SpreadsheetService service = SpreadsheetUtil.getSpreadsheetService();
SpreadsheetEntry spreadsheetEntry = SpreadsheetUtil.findSpreadsheet(
service, "セル単位でのデータ操作");
WorksheetEntry worksheetEntry = spreadsheetEntry.getDefaultWorksheet();
// 更新対象のセルを取得
CellQuery cellQuery = new CellQuery(worksheetEntry.getCellFeedUrl());
cellQuery.setRange("A1:C1");
cellQuery.setReturnEmpty(true); // 空セルも返すようにする
CellFeed cellFeed = service.query(cellQuery, CellFeed.class);
// 更新
CellEntry cellEntry;
// A1
cellEntry = cellFeed.getEntries().get(0);
System.out.println(cellEntry.getTitle().getPlainText());
cellEntry.changeInputValueLocal("3");
cellEntry.update();
// B1
cellEntry = cellFeed.getEntries().get(1);
System.out.println(cellEntry.getTitle().getPlainText());
cellEntry.changeInputValueLocal("4");
cellEntry.update();
// C1
cellEntry = cellFeed.getEntries().get(2);
System.out.println(cellEntry.getTitle().getPlainText());
cellEntry.changeInputValueLocal("=SUM(A1,B1)");
cellEntry.update();
System.out.println("セルの更新が完了しました。");
}
}
セルの更新処理の手順は、まず操作対象のワークシートを取得し、ワークシートからCellQueryを利用して更新対象のCellEntryのインスタンスを取得します。後は、取得したCellEntryのインスタンスに対してchangeInputValueLocalメソッドで値を設定し、updateメソッドを呼ぶことでセルの値を更新できます。値には、C1セルのように数式も指定できます。
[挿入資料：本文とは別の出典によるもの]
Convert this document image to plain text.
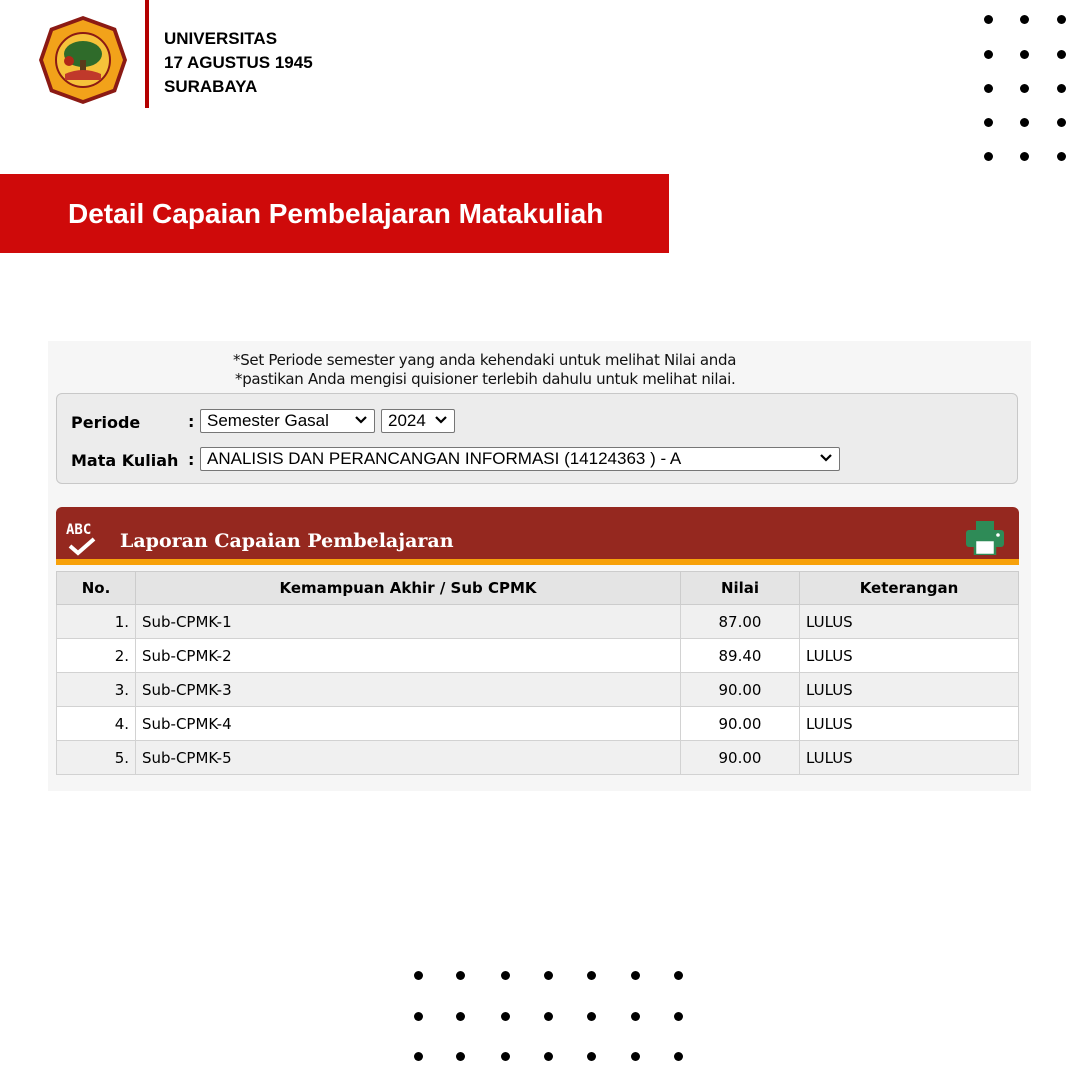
UNIVERSITAS
17 AGUSTUS 1945
SURABAYA
Detail Capaian Pembelajaran Matakuliah
*Set Periode semester yang anda kehendaki untuk melihat Nilai anda
*pastikan Anda mengisi quisioner terlebih dahulu untuk melihat nilai.
Periode	: Semester Gasal	2024
Mata Kuliah : ANALISIS DAN PERANCANGAN INFORMASI (14124363 ) - A
ABC Laporan Capaian Pembelajaran
No.	Kemampuan Akhir / Sub CPMK	Nilai	Keterangan
1.	Sub-CPMK-1	87.00	LULUS
2.	Sub-CPMK-2	89.40	LULUS
3.	Sub-CPMK-3	90.00	LULUS
4.	Sub-CPMK-4	90.00	LULUS
5.	Sub-CPMK-5	90.00	LULUS
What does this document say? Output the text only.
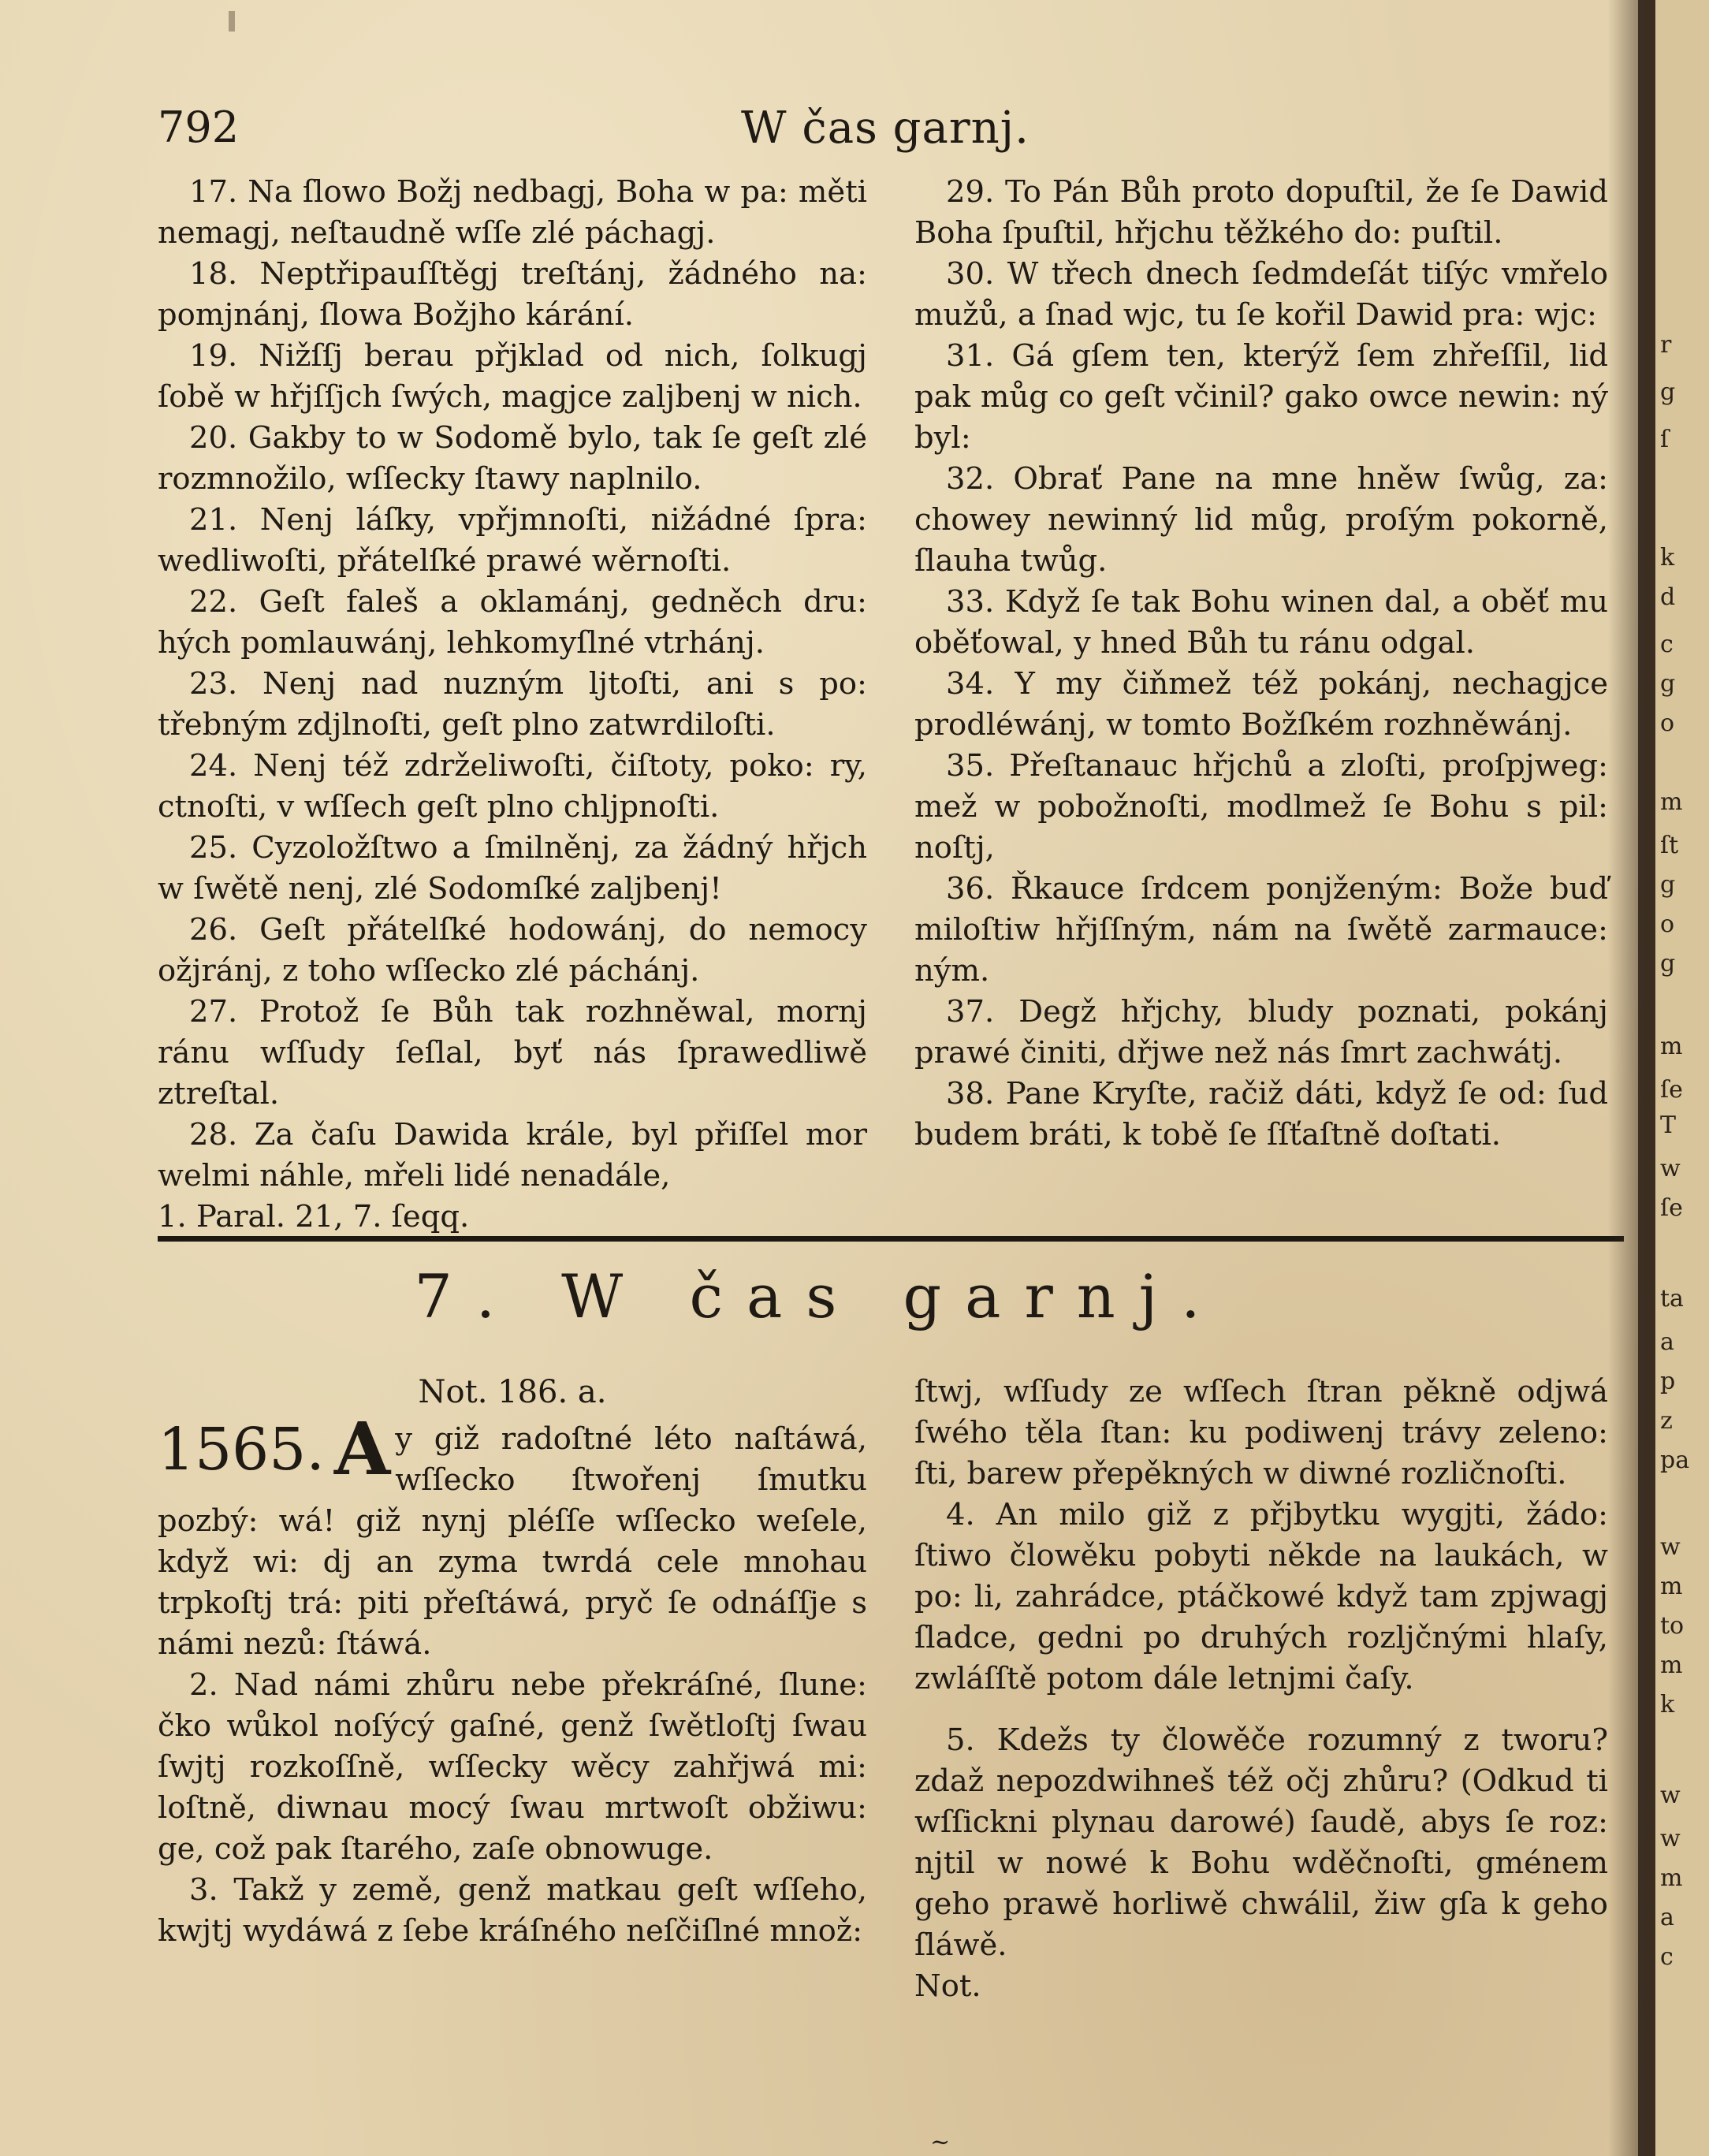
792	W čas garnj.

17. Na ſlowo Božj nedbagj, Boha w pa: měti nemagj, neſtaudně wſſe zlé páchagj.

18. Neptřipauſſtěgj treſtánj, žádného na: pomjnánj, ſlowa Božjho kárání.

19. Nižſſj berau přjklad od nich, ſolkugj ſobě w hřjſſjch ſwých, magjce zaljbenj w nich.

20. Gakby to w Sodomě bylo, tak ſe geſt zlé rozmnožilo, wſſecky ſtawy naplnilo.

21. Nenj láſky, vpřjmnoſti, nižádné ſpra: wedliwoſti, přátelſké prawé wěrnoſti.

22. Geſt faleš a oklamánj, gedněch dru: hých pomlauwánj, lehkomyſlné vtrhánj.

23. Nenj nad nuzným ljtoſti, ani s po: třebným zdjlnoſti, geſt plno zatwrdiloſti.

24. Nenj též zdrželiwoſti, čiſtoty, poko: ry, ctnoſti, v wſſech geſt plno chljpnoſti.

25. Cyzoložſtwo a ſmilněnj, za žádný hřjch w ſwětě nenj, zlé Sodomſké zaljbenj!

26. Geſt přátelſké hodowánj, do nemocy ožjránj, z toho wſſecko zlé páchánj.

27. Protož ſe Bůh tak rozhněwal, mornj ránu wſſudy ſeſlal, byť nás ſprawedliwě ztreſtal.

28. Za čaſu Dawida krále, byl přiſſel mor welmi náhle, mřeli lidé nenadále,

1. Paral. 21, 7. ſeqq.

29. To Pán Bůh proto dopuſtil, že ſe Dawid Boha ſpuſtil, hřjchu těžkého do: puſtil.

30. W třech dnech ſedmdeſát tiſýc vmřelo mužů, a ſnad wjc, tu ſe kořil Dawid pra: wjc:

31. Gá gſem ten, kterýž ſem zhřeſſil, lid pak můg co geſt včinil? gako owce newin: ný byl:

32. Obrať Pane na mne hněw ſwůg, za: chowey newinný lid můg, proſým pokorně, ſlauha twůg.

33. Když ſe tak Bohu winen dal, a oběť mu oběťowal, y hned Bůh tu ránu odgal.

34. Y my čiňmež též pokánj, nechagjce prodléwánj, w tomto Božſkém rozhněwánj.

35. Přeſtanauc hřjchů a zloſti, proſpjweg: mež w pobožnoſti, modlmež ſe Bohu s pil: noſtj,

36. Řkauce ſrdcem ponjženým: Bože buď miloſtiw hřjſſným, nám na ſwětě zarmauce: ným.

37. Degž hřjchy, bludy poznati, pokánj prawé činiti, dřjwe než nás ſmrt zachwátj.

38. Pane Kryſte, račiž dáti, když ſe od: ſud budem bráti, k tobě ſe ſſťaſtně doſtati.

7. W čas garnj.
Not. 186. a.
1565. A y giž radoſtné léto naſtáwá, wſſecko ſtwořenj ſmutku pozbý: wá! giž nynj pléſſe wſſecko weſele, když wi: dj an zyma twrdá cele mnohau trpkoſtj trá: piti přeſtáwá, pryč ſe odnáſſje s námi nezů: ſtáwá.

2. Nad námi zhůru nebe překráſné, ſlune: čko wůkol noſýcý gaſné, genž ſwětloſtj ſwau ſwjtj rozkoſſně, wſſecky wěcy zahřjwá mi: loſtně, diwnau mocý ſwau mrtwoſt obžiwu: ge, což pak ſtarého, zaſe obnowuge.

3. Takž y země, genž matkau geſt wſſeho, kwjtj wydáwá z ſebe kráſného neſčiſlné množ:

ſtwj, wſſudy ze wſſech ſtran pěkně odjwá ſwého těla ſtan: ku podiwenj trávy zeleno: ſti, barew přepěkných w diwné rozličnoſti.

4. An milo giž z přjbytku wygjti, žádo: ſtiwo člowěku pobyti někde na laukách, w po: li, zahrádce, ptáčkowé když tam zpjwagj ſladce, gedni po druhých rozljčnými hlaſy, zwláſſtě potom dále letnjmi čaſy.

5. Kdežs ty člowěče rozumný z tworu? zdaž nepozdwihneš též očj zhůru? (Odkud ti wſſickni plynau darowé) ſaudě, abys ſe roz: njtil w nowé k Bohu wděčnoſti, gménem geho prawě horliwě chwálil, žiw gſa k geho ſláwě.

Not.

~
r
g
ſ
k
d
c
g
o
m
ſt
g
o
g
m
ſe
T
w
ſe
ta
a
p
z
pa
w
m
to
m
k
w
w
m
a
c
CellQueryの利用方法としては、CellUpdate.javaではsetRangeメソッドで検索範囲を指定し、setReturnEmptyメソッドで値が空のセルも取得するようにしています。setRangeメソッドは検索範囲を指定するメソッドでA1参照形式とR1C1参照形式のどちらでも指定可能です。setReturnEmptyメソッドは値が空のセルも取得対象とするかどうかを指定するメソッドです。デフォルトは「false」となっているため、今回のように値が空のセルを更新する場合は「true」を指定する必要があります。
CellQueryに指定可能なオプションについては、「Cell-feed query parameters」を参照してください。
CellEntryを利用することで数式を設定できますが、フォントや色、けい線の設定はできません。「Issue 37: Formatting, Styles and Sorting through the API」に2007年から要望が出されており、今年度中に実装される予定です。
「Changing contents of a cell」において「セルの追加や削除時にSpreadsheetServiceクラスのinsertメソッド(POST)やCellEntryのdeleteメソッド(DELETE)を使うべきではない」と記述がありますが、実は、実際にinsertメソッドやdeleteメソッドを実行すると、セルの値を更新できます。
とはいえ非推奨であるため、将来的に利用できなくなることも考えられます。そのためCellEntryのupdateメソッド(PUT)を利用するようにしましょう。